Поднимаюсь наверх и говорю бабушке, что определить масть охранника трудно.
– Питер сказал, что он лысый. – Я протягиваю матери чашку с кофе, она тут же придирчиво нюхает ее.
– Ты не умеешь варить настоящий кофе, ты не греешь турку перед заливкой кипятка, поэтому твой кофе не так пахнет!
– Не разоряйся, это Питер сварил.
– Подложи подушку повыше. Не так, влево!

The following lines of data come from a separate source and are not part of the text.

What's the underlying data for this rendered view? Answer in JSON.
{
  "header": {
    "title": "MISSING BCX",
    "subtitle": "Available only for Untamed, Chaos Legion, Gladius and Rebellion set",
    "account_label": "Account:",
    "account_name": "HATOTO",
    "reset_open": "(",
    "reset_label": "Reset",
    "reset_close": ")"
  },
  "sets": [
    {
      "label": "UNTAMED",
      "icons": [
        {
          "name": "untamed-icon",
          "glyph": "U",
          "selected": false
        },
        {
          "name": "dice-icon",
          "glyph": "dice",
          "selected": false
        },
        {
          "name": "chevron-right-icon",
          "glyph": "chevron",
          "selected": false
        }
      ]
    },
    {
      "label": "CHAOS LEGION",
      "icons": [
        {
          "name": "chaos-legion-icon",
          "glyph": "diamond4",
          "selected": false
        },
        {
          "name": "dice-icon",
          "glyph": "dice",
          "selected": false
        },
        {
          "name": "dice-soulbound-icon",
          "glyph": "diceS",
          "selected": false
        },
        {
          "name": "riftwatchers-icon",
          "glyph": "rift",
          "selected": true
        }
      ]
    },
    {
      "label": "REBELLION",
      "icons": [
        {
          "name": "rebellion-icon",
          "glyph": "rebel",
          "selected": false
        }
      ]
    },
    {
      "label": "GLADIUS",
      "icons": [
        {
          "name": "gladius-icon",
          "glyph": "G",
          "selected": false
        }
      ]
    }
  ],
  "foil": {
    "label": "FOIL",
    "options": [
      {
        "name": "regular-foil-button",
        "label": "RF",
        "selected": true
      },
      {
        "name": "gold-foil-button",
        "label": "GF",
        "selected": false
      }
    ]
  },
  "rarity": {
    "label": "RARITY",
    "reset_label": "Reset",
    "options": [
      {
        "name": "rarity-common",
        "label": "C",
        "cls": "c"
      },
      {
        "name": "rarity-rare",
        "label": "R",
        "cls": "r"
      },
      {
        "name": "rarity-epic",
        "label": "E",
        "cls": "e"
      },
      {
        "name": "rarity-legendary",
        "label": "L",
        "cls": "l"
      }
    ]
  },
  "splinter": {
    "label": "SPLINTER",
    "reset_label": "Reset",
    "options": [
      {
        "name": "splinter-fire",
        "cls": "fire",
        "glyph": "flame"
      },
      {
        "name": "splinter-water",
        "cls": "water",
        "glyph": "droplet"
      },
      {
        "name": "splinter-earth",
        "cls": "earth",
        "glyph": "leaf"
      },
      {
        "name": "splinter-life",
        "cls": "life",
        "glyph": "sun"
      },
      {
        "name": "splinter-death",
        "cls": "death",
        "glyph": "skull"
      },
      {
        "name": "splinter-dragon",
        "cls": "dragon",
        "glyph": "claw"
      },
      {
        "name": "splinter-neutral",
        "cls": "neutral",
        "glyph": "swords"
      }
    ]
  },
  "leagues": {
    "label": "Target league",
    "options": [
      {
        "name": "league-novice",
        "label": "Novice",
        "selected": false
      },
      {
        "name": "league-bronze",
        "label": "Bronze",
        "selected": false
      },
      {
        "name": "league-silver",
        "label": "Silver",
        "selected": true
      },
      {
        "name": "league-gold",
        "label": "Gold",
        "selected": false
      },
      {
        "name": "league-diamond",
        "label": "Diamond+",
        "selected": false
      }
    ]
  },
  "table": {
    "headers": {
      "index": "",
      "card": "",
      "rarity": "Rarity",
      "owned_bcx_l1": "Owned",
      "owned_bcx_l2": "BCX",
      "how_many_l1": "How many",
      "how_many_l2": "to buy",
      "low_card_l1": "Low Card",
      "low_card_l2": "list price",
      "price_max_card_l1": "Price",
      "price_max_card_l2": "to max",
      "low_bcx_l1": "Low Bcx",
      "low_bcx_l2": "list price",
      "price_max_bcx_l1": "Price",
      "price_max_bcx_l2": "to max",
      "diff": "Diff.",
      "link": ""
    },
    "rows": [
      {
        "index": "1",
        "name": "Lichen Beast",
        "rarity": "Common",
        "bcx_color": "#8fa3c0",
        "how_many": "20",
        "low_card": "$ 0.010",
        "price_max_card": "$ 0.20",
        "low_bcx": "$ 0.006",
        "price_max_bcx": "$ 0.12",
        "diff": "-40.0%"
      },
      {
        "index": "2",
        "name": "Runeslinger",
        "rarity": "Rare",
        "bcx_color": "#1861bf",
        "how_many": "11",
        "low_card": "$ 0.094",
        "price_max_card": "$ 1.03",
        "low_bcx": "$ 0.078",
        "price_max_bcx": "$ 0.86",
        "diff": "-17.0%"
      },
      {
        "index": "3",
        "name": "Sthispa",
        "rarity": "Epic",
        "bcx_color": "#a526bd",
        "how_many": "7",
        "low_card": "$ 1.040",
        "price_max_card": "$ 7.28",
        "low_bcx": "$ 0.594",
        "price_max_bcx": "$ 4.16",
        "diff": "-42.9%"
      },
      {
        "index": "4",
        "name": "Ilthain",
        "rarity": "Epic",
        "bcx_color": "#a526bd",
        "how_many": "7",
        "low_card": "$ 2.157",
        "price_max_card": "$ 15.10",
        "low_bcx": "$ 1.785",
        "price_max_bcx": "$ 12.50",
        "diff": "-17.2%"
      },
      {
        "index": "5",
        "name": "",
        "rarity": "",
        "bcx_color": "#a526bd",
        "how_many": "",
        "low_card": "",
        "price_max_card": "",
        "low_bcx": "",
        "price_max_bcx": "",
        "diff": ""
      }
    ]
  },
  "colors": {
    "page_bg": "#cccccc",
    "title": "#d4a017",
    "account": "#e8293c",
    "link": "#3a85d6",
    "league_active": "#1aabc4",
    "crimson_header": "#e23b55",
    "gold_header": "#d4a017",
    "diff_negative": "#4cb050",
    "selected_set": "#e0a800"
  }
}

Что у тебя с руками?
– Мария, – прекращает бабушка мамины капризы, – сосредоточься, или ты все провалишь.
– Я и так все провалю, посмотри на меня и посмотри на нее! – Мама тычет в меня пальцем.
– Тебе придется определить его масть по бровям, потом, когда он подойдет поближе.
– Чушь какая-то, – дергает плечиком мама, – ни за что не поверю, что запахом можно задурить мозги и что при этом мозги блондина и брюнета по-разному реагируют…
– Мария, – перебивает бабушка, – тебе придется это проверить. Опытным путем. А потом я тебе подарю флакон, какой выберешь.
– Господи, это какой-то бред, почему я в этом участвую? – бормочет мама, вылезая из кровати. Она садится к трюмо в ночной рубашке (такой же, как у меня, – синие васильки на белом фоне), засовывает ступни в понуро ожидающие ее мерзнущие конечности шлепанцы (из шкуры козы, мехом внутрь) и сразу же впивается глазами в зеркало и натягивает парик.
– Ты очень быстро поедешь к аэропорту. – Бабушка поправляет чужие волосы на ее голове, иногда поглядывая на меня. – Там он, конечно, тебя остановит и скажет, что ты не имеешь права покидать город, и про подписку о невыезде. В этот момент ты по бровям, ресницам и глазам определяешь, блондин он или брюнет, достаешь нужный флакончик, открываешь его, делаешь вид, что решила подушиться, и говоришь… – Тут бабушка задумалась.
– И спрашиваю, как пройти в библиотеку? – ехидничает мама.
– На самом деле ты можешь говорить что угодно, даже про библиотеку. Потому что, если ты правильно определишь масть и не перепутаешь флаконы, десяти секунд запаха хватит, чтобы он вообще перестал понимать, что ты ему говоришь. Каждые пятнадцать минут душись, а особенно тщательно займись флаконом перед посадкой.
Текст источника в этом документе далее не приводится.